Elle me racontait qu’elle s’était beaucoup occupée de son petit frère René qui portait le même prénom que son père ; il était fréquent, à l’époque, d’attribuer, au premier fils, le prénom de son père, et aux autres enfants, le prénom, soit de la mère, soit celui de l’oncle ou de la tante.
René avait cinq ans de moins qu’elle et était assez turbulent. Les parents s’en occupaient peu car le père travaillait dix-huit heures par jour dans la fabrique, assurant la production et la livraison.
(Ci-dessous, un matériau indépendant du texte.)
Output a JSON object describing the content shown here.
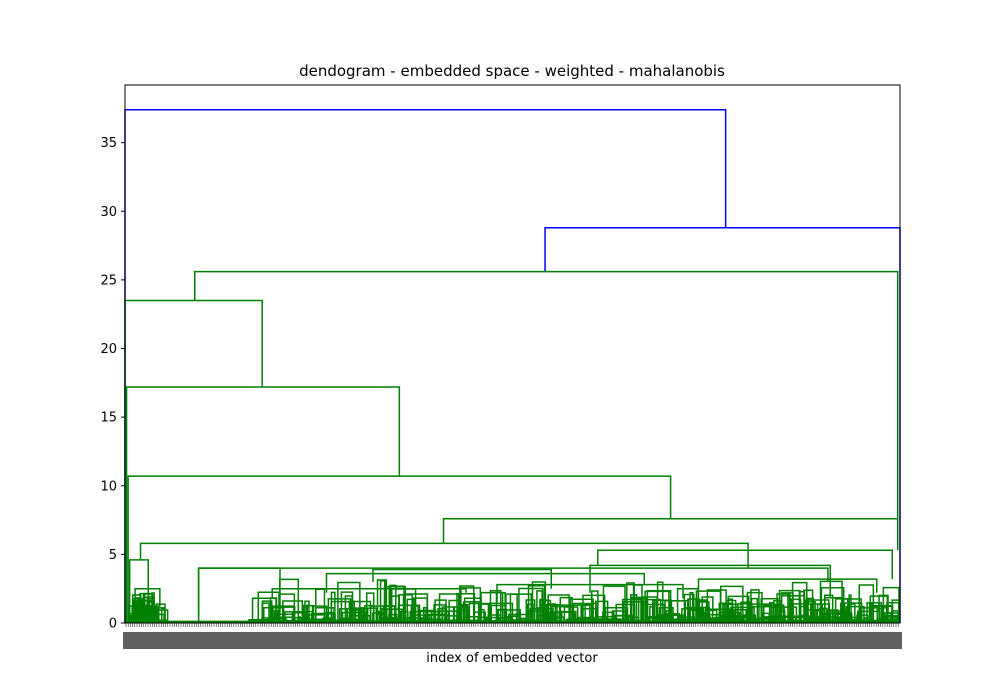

La mère, Marguerite, passait son temps à dormir car elle buvait beaucoup et lorsqu’elle était éveillée, les coups et les insultes pleuvaient sur la tête des enfants et celle de Rosette en particulier.
Souvent, la petite fille n’allait pas à l’école pour s’occuper de son petit frère et de la maison. Elle rattrapait cependant son retard car elle était une bonne élève. À quatorze ans, après avoir passé son certificat d’Études, ses parents l’ont obligée à travailler dans la fabrique. Elle passait jusqu’à treize à quatorze heures dans un hangar non chauffé, à laver les bouteilles de limonade, les pieds et les mains dans l’eau toute la journée, le corps à peine protégé par un grand tablier de cuir au travers duquel passaient le froid et l’humidité de l’eau.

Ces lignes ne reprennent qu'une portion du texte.